Risk type: Prompt Injection

Indirect prompt injection

Indirect prompt injection happens when an AI system ingests untrusted content (like a web page or document) that contains hidden instructions that the model follows.

Quick answer

The fastest way to reduce AI risk is to control what can be typed, pasted, and uploaded in the browser. Combine governance (approved tools and data boundaries) with browser-layer enforcement. When users browse unknown destinations as part of AI workflows, isolation reduces endpoint exposure by running web content in an isolated container and streaming only rendered output; sessions are deleted after use.

When you need this

Employees paste internal data into AI prompts to move faster.
You need policy enforcement in the browser, not just training and documents.
You want to allow AI productivity while preventing sensitive data loss.

Last updated

2026-01-29

Affected tools

RAG assistants
Browser-based AI agents
AI copilots with tool access
Automations that read web content

How it usually happens in the browser

An AI workflow fetches web pages, emails, tickets, or docs as context for an answer.
The fetched content includes hidden or subtle instructions aimed at the model.
The model treats those instructions as higher priority than the user’s request or system rules.
If the agent has tools, it may browse, click, summarize, or exfiltrate data based on those instructions.
The user trusts the output because it appears to be sourced from legitimate content.

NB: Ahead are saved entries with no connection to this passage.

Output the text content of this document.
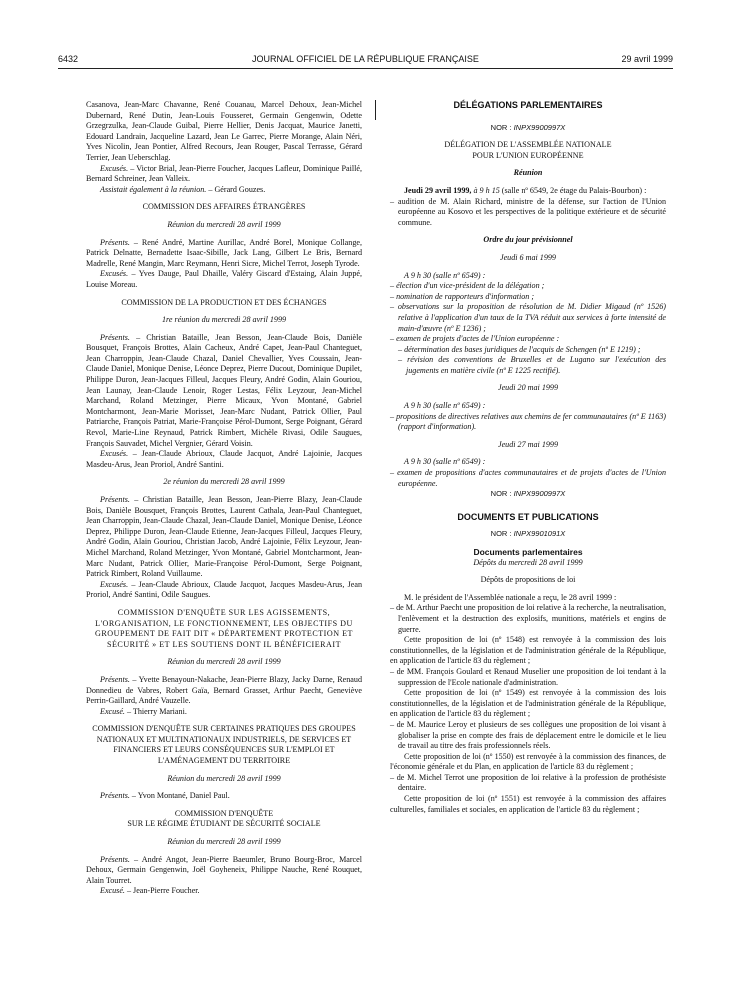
6432	JOURNAL OFFICIEL DE LA RÉPUBLIQUE FRANÇAISE	29 avril 1999

Casanova, Jean-Marc Chavanne, René Couanau, Marcel Dehoux, Jean-Michel Dubernard, René Dutin, Jean-Louis Fousseret, Germain Gengenwin, Odette Grzegrzulka, Jean-Claude Guibal, Pierre Hellier, Denis Jacquat, Maurice Janetti, Edouard Landrain, Jacqueline Lazard, Jean Le Garrec, Pierre Morange, Alain Néri, Yves Nicolin, Jean Pontier, Alfred Recours, Jean Rouger, Pascal Terrasse, Gérard Terrier, Jean Ueberschlag.

Excusés. – Victor Brial, Jean-Pierre Foucher, Jacques Lafleur, Dominique Paillé, Bernard Schreiner, Jean Valleix.

Assistait également à la réunion. – Gérard Gouzes.

COMMISSION DES AFFAIRES ÉTRANGÈRES

Réunion du mercredi 28 avril 1999

Présents. – René André, Martine Aurillac, André Borel, Monique Collange, Patrick Delnatte, Bernadette Isaac-Sibille, Jack Lang, Gilbert Le Bris, Bernard Madrelle, René Mangin, Marc Reymann, Henri Sicre, Michel Terrot, Joseph Tyrode.

Excusés. – Yves Dauge, Paul Dhaille, Valéry Giscard d'Estaing, Alain Juppé, Louise Moreau.

COMMISSION DE LA PRODUCTION ET DES ÉCHANGES

1re réunion du mercredi 28 avril 1999

Présents. – Christian Bataille, Jean Besson, Jean-Claude Bois, Danièle Bousquet, François Brottes, Alain Cacheux, André Capet, Jean-Paul Chanteguet, Jean Charroppin, Jean-Claude Chazal, Daniel Chevallier, Yves Coussain, Jean-Claude Daniel, Monique Denise, Léonce Deprez, Pierre Ducout, Dominique Dupilet, Philippe Duron, Jean-Jacques Filleul, Jacques Fleury, André Godin, Alain Gouriou, Jean Launay, Jean-Claude Lenoir, Roger Lestas, Félix Leyzour, Jean-Michel Marchand, Roland Metzinger, Pierre Micaux, Yvon Montané, Gabriel Montcharmont, Jean-Marie Morisset, Jean-Marc Nudant, Patrick Ollier, Paul Patriarche, François Patriat, Marie-Françoise Pérol-Dumont, Serge Poignant, Gérard Revol, Marie-Line Reynaud, Patrick Rimbert, Michèle Rivasi, Odile Saugues, François Sauvadet, Michel Vergnier, Gérard Voisin.

Excusés. – Jean-Claude Abrioux, Claude Jacquot, André Lajoinie, Jacques Masdeu-Arus, Jean Proriol, André Santini.

2e réunion du mercredi 28 avril 1999

Présents. – Christian Bataille, Jean Besson, Jean-Pierre Blazy, Jean-Claude Bois, Danièle Bousquet, François Brottes, Laurent Cathala, Jean-Paul Chanteguet, Jean Charroppin, Jean-Claude Chazal, Jean-Claude Daniel, Monique Denise, Léonce Deprez, Philippe Duron, Jean-Claude Etienne, Jean-Jacques Filleul, Jacques Fleury, André Godin, Alain Gouriou, Christian Jacob, André Lajoinie, Félix Leyzour, Jean-Michel Marchand, Roland Metzinger, Yvon Montané, Gabriel Montcharmont, Jean-Marc Nudant, Patrick Ollier, Marie-Françoise Pérol-Dumont, Serge Poignant, Patrick Rimbert, Roland Vuillaume.

Excusés. – Jean-Claude Abrioux, Claude Jacquot, Jacques Masdeu-Arus, Jean Proriol, André Santini, Odile Saugues.

COMMISSION D'ENQUÊTE SUR LES AGISSEMENTS, L'ORGANISATION, LE FONCTIONNEMENT, LES OBJECTIFS DU GROUPEMENT DE FAIT DIT « DÉPARTEMENT PROTECTION ET SÉCURITÉ » ET LES SOUTIENS DONT IL BÉNÉFICIERAIT

Réunion du mercredi 28 avril 1999

Présents. – Yvette Benayoun-Nakache, Jean-Pierre Blazy, Jacky Darne, Renaud Donnedieu de Vabres, Robert Gaïa, Bernard Grasset, Arthur Paecht, Geneviève Perrin-Gaillard, André Vauzelle.

Excusé. – Thierry Mariani.

COMMISSION D'ENQUÊTE SUR CERTAINES PRATIQUES DES GROUPES NATIONAUX ET MULTINATIONAUX INDUSTRIELS, DE SERVICES ET FINANCIERS ET LEURS CONSÉQUENCES SUR L'EMPLOI ET L'AMÉNAGEMENT DU TERRITOIRE

Réunion du mercredi 28 avril 1999

Présents. – Yvon Montané, Daniel Paul.

COMMISSION D'ENQUÊTE

SUR LE RÉGIME ÉTUDIANT DE SÉCURITÉ SOCIALE

Réunion du mercredi 28 avril 1999

Présents. – André Angot, Jean-Pierre Baeumler, Bruno Bourg-Broc, Marcel Dehoux, Germain Gengenwin, Joël Goyheneix, Philippe Nauche, René Rouquet, Alain Tourret.

Excusé. – Jean-Pierre Foucher.

DÉLÉGATIONS PARLEMENTAIRES

NOR : INPX9900997X

DÉLÉGATION DE L'ASSEMBLÉE NATIONALE

POUR L'UNION EUROPÉENNE

Réunion

Jeudi 29 avril 1999, à 9 h 15 (salle nº 6549, 2e étage du Palais-Bourbon) :

– audition de M. Alain Richard, ministre de la défense, sur l'action de l'Union européenne au Kosovo et les perspectives de la politique extérieure et de sécurité commune.

Ordre du jour prévisionnel

Jeudi 6 mai 1999

A 9 h 30 (salle nº 6549) :

– élection d'un vice-président de la délégation ;

– nomination de rapporteurs d'information ;

– observations sur la proposition de résolution de M. Didier Migaud (nº 1526) relative à l'application d'un taux de la TVA réduit aux services à forte intensité de main-d'œuvre (nº E 1236) ;

– examen de projets d'actes de l'Union européenne :

– détermination des bases juridiques de l'acquis de Schengen (nº E 1219) ;

– révision des conventions de Bruxelles et de Lugano sur l'exécution des jugements en matière civile (nº E 1225 rectifié).

Jeudi 20 mai 1999

A 9 h 30 (salle nº 6549) :

– propositions de directives relatives aux chemins de fer communautaires (nº E 1163) (rapport d'information).

Jeudi 27 mai 1999

A 9 h 30 (salle nº 6549) :

– examen de propositions d'actes communautaires et de projets d'actes de l'Union européenne.

NOR : INPX9900997X

DOCUMENTS ET PUBLICATIONS

NOR : INPX9901091X

Documents parlementaires

Dépôts du mercredi 28 avril 1999

Dépôts de propositions de loi

M. le président de l'Assemblée nationale a reçu, le 28 avril 1999 :

– de M. Arthur Paecht une proposition de loi relative à la recherche, la neutralisation, l'enlèvement et la destruction des explosifs, munitions, matériels et engins de guerre.

Cette proposition de loi (nº 1548) est renvoyée à la commission des lois constitutionnelles, de la législation et de l'administration générale de la République, en application de l'article 83 du règlement ;

– de MM. François Goulard et Renaud Muselier une proposition de loi tendant à la suppression de l'Ecole nationale d'administration.

Cette proposition de loi (nº 1549) est renvoyée à la commission des lois constitutionnelles, de la législation et de l'administration générale de la République, en application de l'article 83 du règlement ;

– de M. Maurice Leroy et plusieurs de ses collègues une proposition de loi visant à globaliser la prise en compte des frais de déplacement entre le domicile et le lieu de travail au titre des frais professionnels réels.

Cette proposition de loi (nº 1550) est renvoyée à la commission des finances, de l'économie générale et du Plan, en application de l'article 83 du règlement ;

– de M. Michel Terrot une proposition de loi relative à la profession de prothésiste dentaire.

Cette proposition de loi (nº 1551) est renvoyée à la commission des affaires culturelles, familiales et sociales, en application de l'article 83 du règlement ;
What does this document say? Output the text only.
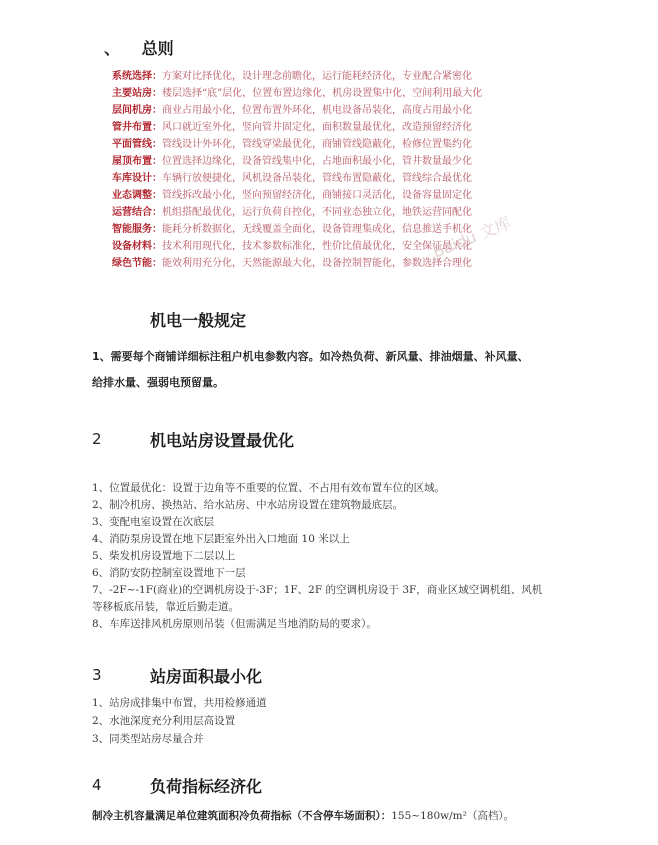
、 总则
系统选择：方案对比择优化，设计理念前瞻化，运行能耗经济化，专业配合紧密化
主要站房：楼层选择“底”层化，位置布置边缘化，机房设置集中化，空间利用最大化
层间机房：商业占用最小化，位置布置外环化，机电设备吊装化，高度占用最小化
管井布置：风口就近室外化，竖向管井固定化，面积数量最优化，改造预留经济化
平面管线：管线设计外环化，管线穿梁最优化，商铺管线隐蔽化，检修位置集约化
屋顶布置：位置选择边缘化，设备管线集中化，占地面积最小化，管井数量最少化
车库设计：车辆行放便捷化，风机设备吊装化，管线布置隐蔽化，管线综合最优化
业态调整：管线拆改最小化，竖向预留经济化，商铺接口灵活化，设备容量固定化
运营结合：机组搭配最优化，运行负荷自控化，不同业态独立化，地铁运营同配化
智能服务：能耗分析数据化，无线覆盖全面化，设备管理集成化，信息推送手机化
设备材料：技术利用现代化，技术参数标准化，性价比值最优化，安全保证最大化
绿色节能：能效利用充分化，天然能源最大化，设备控制智能化，参数选择合理化
Baidu 文库
机电一般规定
1、需要每个商铺详细标注租户机电参数内容。如冷热负荷、新风量、排油烟量、补风量、
给排水量、强弱电预留量。
2	机电站房设置最优化
1、位置最优化：设置于边角等不重要的位置、不占用有效布置车位的区域。
2、制冷机房、换热站、给水站房、中水站房设置在建筑物最底层。
3、变配电室设置在次底层
4、消防泵房设置在地下层距室外出入口地面 10 米以上
5、柴发机房设置地下二层以上
6、消防安防控制室设置地下一层
7、-2F~-1F(商业)的空调机房设于-3F；1F、2F 的空调机房设于 3F，商业区域空调机组、风机
等移板底吊装，靠近后勤走道。
8、车库送排风机房原则吊装（但需满足当地消防局的要求）。
3	站房面积最小化
1、站房成排集中布置，共用检修通道
2、水池深度充分利用层高设置
3、同类型站房尽量合并
4	负荷指标经济化
制冷主机容量满足单位建筑面积冷负荷指标（不含停车场面积）：155~180w/m²（高档）。
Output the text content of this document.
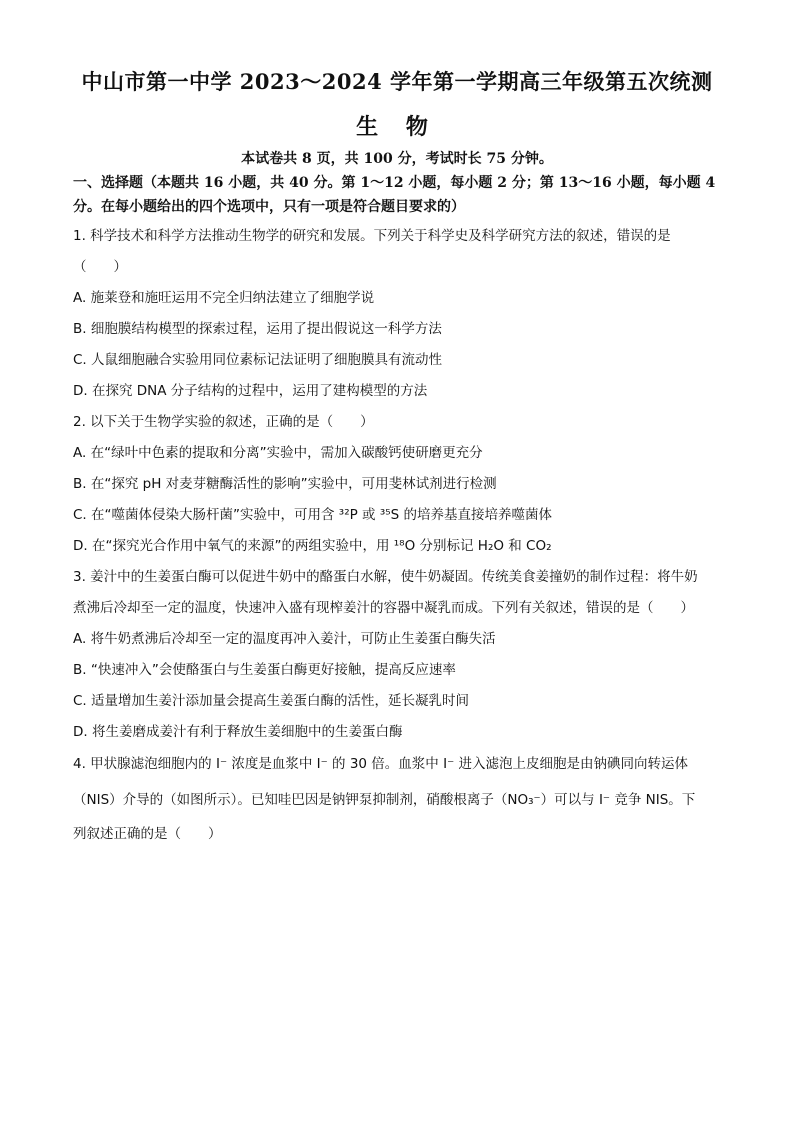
中山市第一中学 2023～2024 学年第一学期高三年级第五次统测
生 物
本试卷共 8 页，共 100 分，考试时长 75 分钟。
一、选择题（本题共 16 小题，共 40 分。第 1～12 小题，每小题 2 分；第 13～16 小题，每小题 4 分。在每小题给出的四个选项中，只有一项是符合题目要求的）
1. 科学技术和科学方法推动生物学的研究和发展。下列关于科学史及科学研究方法的叙述，错误的是
（　　）
A. 施莱登和施旺运用不完全归纳法建立了细胞学说
B. 细胞膜结构模型的探索过程，运用了提出假说这一科学方法
C. 人鼠细胞融合实验用同位素标记法证明了细胞膜具有流动性
D. 在探究 DNA 分子结构的过程中，运用了建构模型的方法
2. 以下关于生物学实验的叙述，正确的是（　　）
A. 在“绿叶中色素的提取和分离”实验中，需加入碳酸钙使研磨更充分
B. 在“探究 pH 对麦芽糖酶活性的影响”实验中，可用斐林试剂进行检测
C. 在“噬菌体侵染大肠杆菌”实验中，可用含 ³²P 或 ³⁵S 的培养基直接培养噬菌体
D. 在“探究光合作用中氧气的来源”的两组实验中，用 ¹⁸O 分别标记 H₂O 和 CO₂
3. 姜汁中的生姜蛋白酶可以促进牛奶中的酪蛋白水解，使牛奶凝固。传统美食姜撞奶的制作过程：将牛奶
煮沸后冷却至一定的温度，快速冲入盛有现榨姜汁的容器中凝乳而成。下列有关叙述，错误的是（　　）
A. 将牛奶煮沸后冷却至一定的温度再冲入姜汁，可防止生姜蛋白酶失活
B. “快速冲入”会使酪蛋白与生姜蛋白酶更好接触，提高反应速率
C. 适量增加生姜汁添加量会提高生姜蛋白酶的活性，延长凝乳时间
D. 将生姜磨成姜汁有利于释放生姜细胞中的生姜蛋白酶
4. 甲状腺滤泡细胞内的 I⁻ 浓度是血浆中 I⁻ 的 30 倍。血浆中 I⁻ 进入滤泡上皮细胞是由钠碘同向转运体
（NIS）介导的（如图所示）。已知哇巴因是钠钾泵抑制剂，硝酸根离子（NO₃⁻）可以与 I⁻ 竞争 NIS。下
列叙述正确的是（　　）
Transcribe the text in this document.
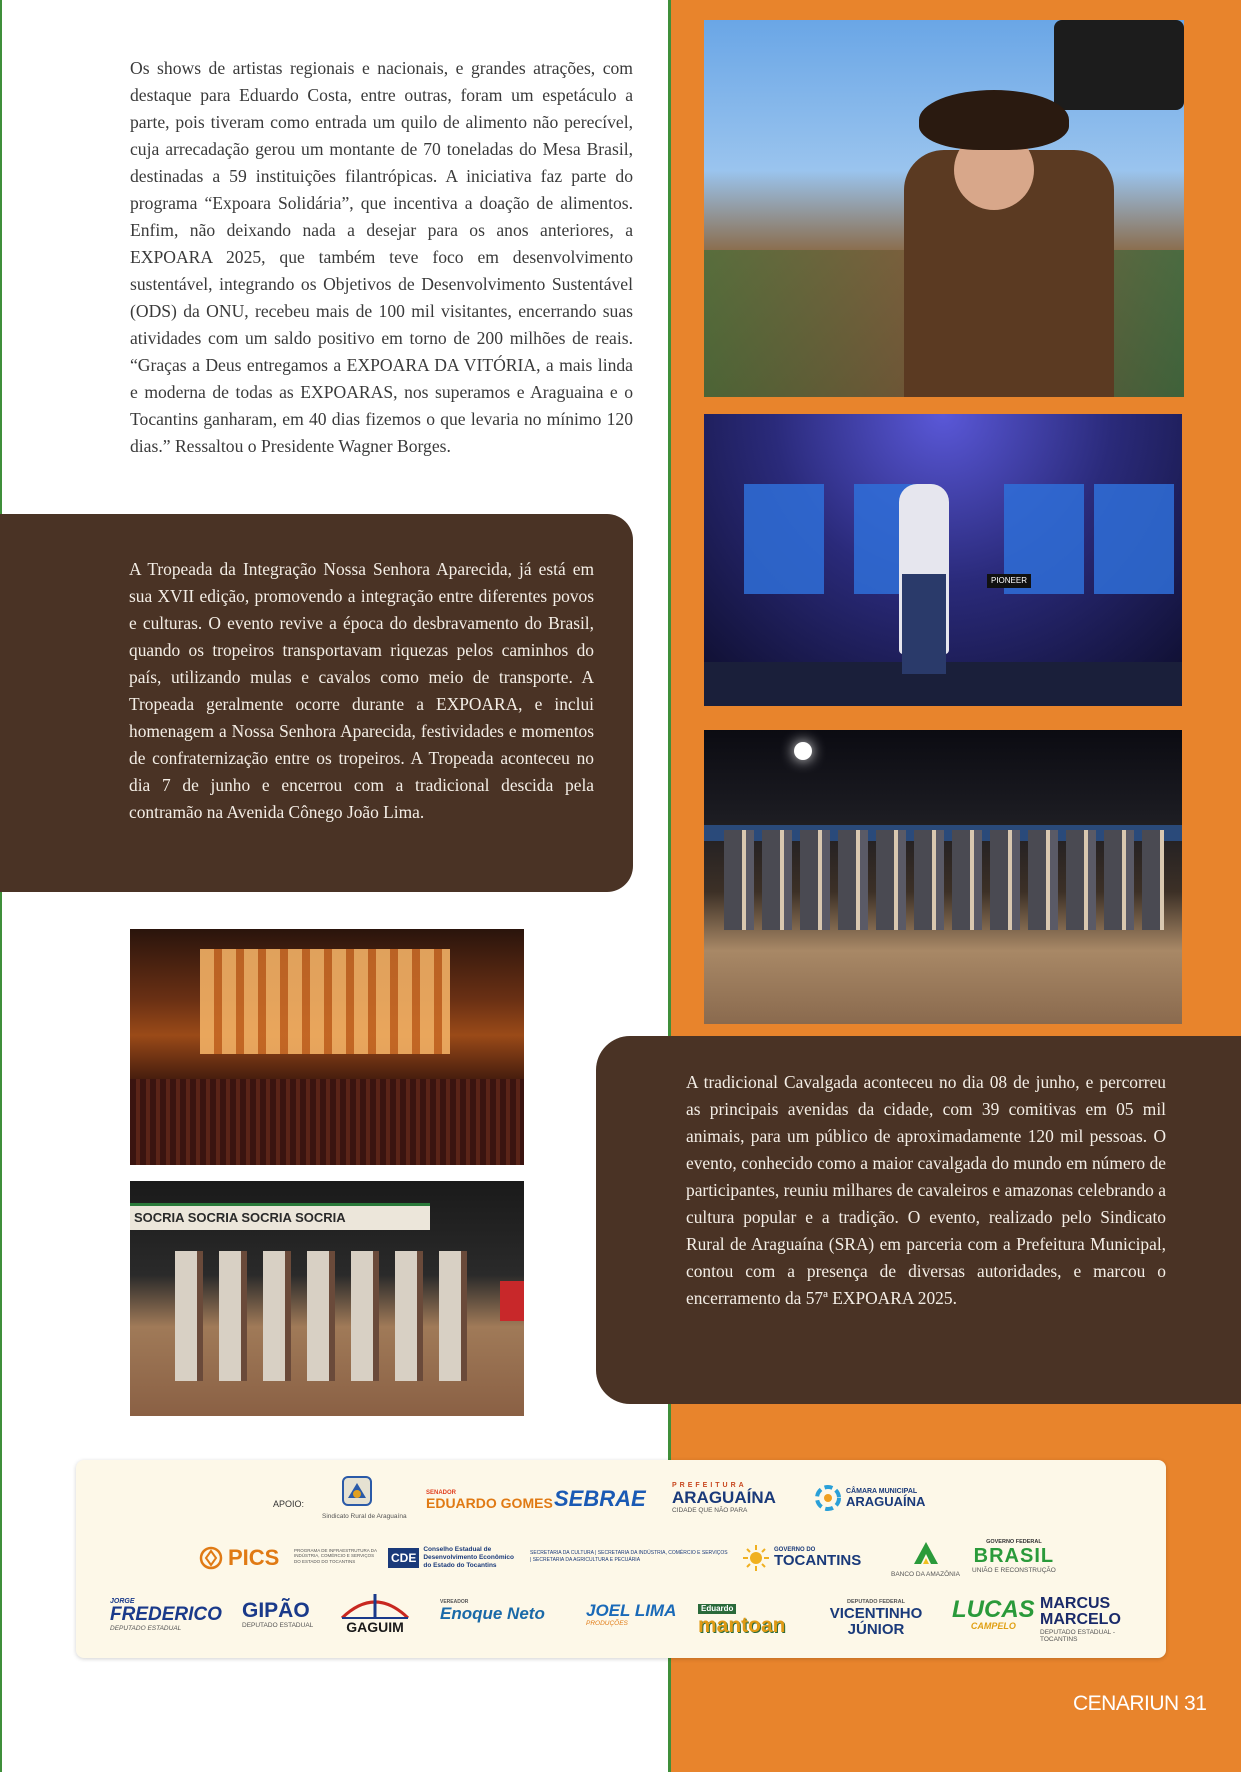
Os shows de artistas regionais e nacionais, e grandes atrações, com destaque para Eduardo Costa, entre outras, foram um espetáculo a parte, pois tiveram como entrada um quilo de alimento não perecível, cuja arrecadação gerou um montante de 70 toneladas do Mesa Brasil, destinadas a 59 instituições filantrópicas. A iniciativa faz parte do programa “Expoara Solidária”, que incentiva a doação de alimentos. Enfim, não deixando nada a desejar para os anos anteriores, a EXPOARA 2025, que também teve foco em desenvolvimento sustentável, integrando os Objetivos de Desenvolvimento Sustentável (ODS) da ONU, recebeu mais de 100 mil visitantes, encerrando suas atividades com um saldo positivo em torno de 200 milhões de reais. “Graças a Deus entregamos a EXPOARA DA VITÓRIA, a mais linda e moderna de todas as EXPOARAS, nos superamos e Araguaina e o Tocantins ganharam, em 40 dias fizemos o que levaria no mínimo 120 dias.” Ressaltou o Presidente Wagner Borges.

A Tropeada da Integração Nossa Senhora Aparecida, já está em sua XVII edição, promovendo a integração entre diferentes povos e culturas. O evento revive a época do desbravamento do Brasil, quando os tropeiros transportavam riquezas pelos caminhos do país, utilizando mulas e cavalos como meio de transporte. A Tropeada geralmente ocorre durante a EXPOARA, e inclui homenagem a Nossa Senhora Aparecida, festividades e momentos de confraternização entre os tropeiros. A Tropeada aconteceu no dia 7 de junho e encerrou com a tradicional descida pela contramão na Avenida Cônego João Lima.

A tradicional Cavalgada aconteceu no dia 08 de junho, e percorreu as principais avenidas da cidade, com 39 comitivas em 05 mil animais, para um público de aproximadamente 120 mil pessoas. O evento, conhecido como a maior cavalgada do mundo em número de participantes, reuniu milhares de cavaleiros e amazonas celebrando a cultura popular e a tradição. O evento, realizado pelo Sindicato Rural de Araguaína (SRA) em parceria com a Prefeitura Municipal, contou com a presença de diversas autoridades, e marcou o encerramento da 57ª EXPOARA 2025.

PIONEER
SOCRIA SOCRIA SOCRIA SOCRIA
APOIO:
Sindicato Rural de Araguaína
SENADOR
EDUARDO GOMES SEBRAE
PREFEITURA
ARAGUAÍNA
CIDADE QUE NÃO PARA
CÂMARA MUNICIPAL
ARAGUAÍNA
PICS	PROGRAMA DE INFRAESTRUTURA DA INDÚSTRIA, COMÉRCIO E SERVIÇOS DO ESTADO DO TOCANTINS	CDE
Conselho Estadual de Desenvolvimento Econômico do Estado do Tocantins
SECRETARIA DA CULTURA | SECRETARIA DA INDÚSTRIA, COMÉRCIO E SERVIÇOS | SECRETARIA DA AGRICULTURA E PECUÁRIA
GOVERNO DO
TOCANTINS
BANCO DA AMAZÔNIA
GOVERNO FEDERAL
BRASIL
UNIÃO E RECONSTRUÇÃO
JORGE
FREDERICO
DEPUTADO ESTADUAL
GIPÃO
DEPUTADO ESTADUAL	GAGUIM
VEREADOR
Enoque Neto JOEL LIMA
PRODUÇÕES
Eduardo
mantoan
DEPUTADO FEDERAL
VICENTINHO JÚNIOR
LUCAS
CAMPELO
MARCUS MARCELO
DEPUTADO ESTADUAL - TOCANTINS
CENARIUN 31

What traditional defenses miss

Teams assume “reading the web” is safe for AI tools, but the web is adversarial.
Hidden instructions can be embedded in HTML/CSS, comments, or low-visibility text.
Tool-enabled agents make indirect injection more dangerous because they can take actions, not just answer questions.
Standard web security controls don’t account for instruction-following vulnerabilities in LLM workflows.

Mitigation checklist

Sanitize and label retrieved content; strip hidden text and isolate content from instructions.
Constrain tool access and use allowlists for retrieval sources where possible.
Add “instruction filtering” layers that treat retrieved text as data, not directives.
Require human confirmation for actions that change state (send email, approve access, modify settings).
Continuously test indirect injection vectors in your retrieval and agent pipelines.

How isolation helps

Isolation reduces endpoint exposure when users browse unknown pages that they plan to feed into AI tools.
It provides a safer boundary for web exploration and investigation by running content in isolated containers and deleting sessions afterward.
Isolation complements AI-side mitigations by reducing the overall risk of interacting with untrusted web content.

See Legba for Chrome

FAQs

Why is it called “indirect”?

Because the user doesn’t paste the malicious instruction directly. The AI picks it up indirectly from content it retrieves or reads.

Does this require model jailbreaks?

Not necessarily. It often works through normal instruction-following behavior when the model can’t reliably separate trusted instructions from untrusted content.

Is this only a risk for agents?

Agents amplify the risk, but even simple RAG Q&A systems can leak sensitive data or produce harmful outputs if they ingest adversarial content.

What’s the simplest control?

Treat retrieved content as untrusted data: sanitize it, constrain tools, and require human approval for high-risk actions.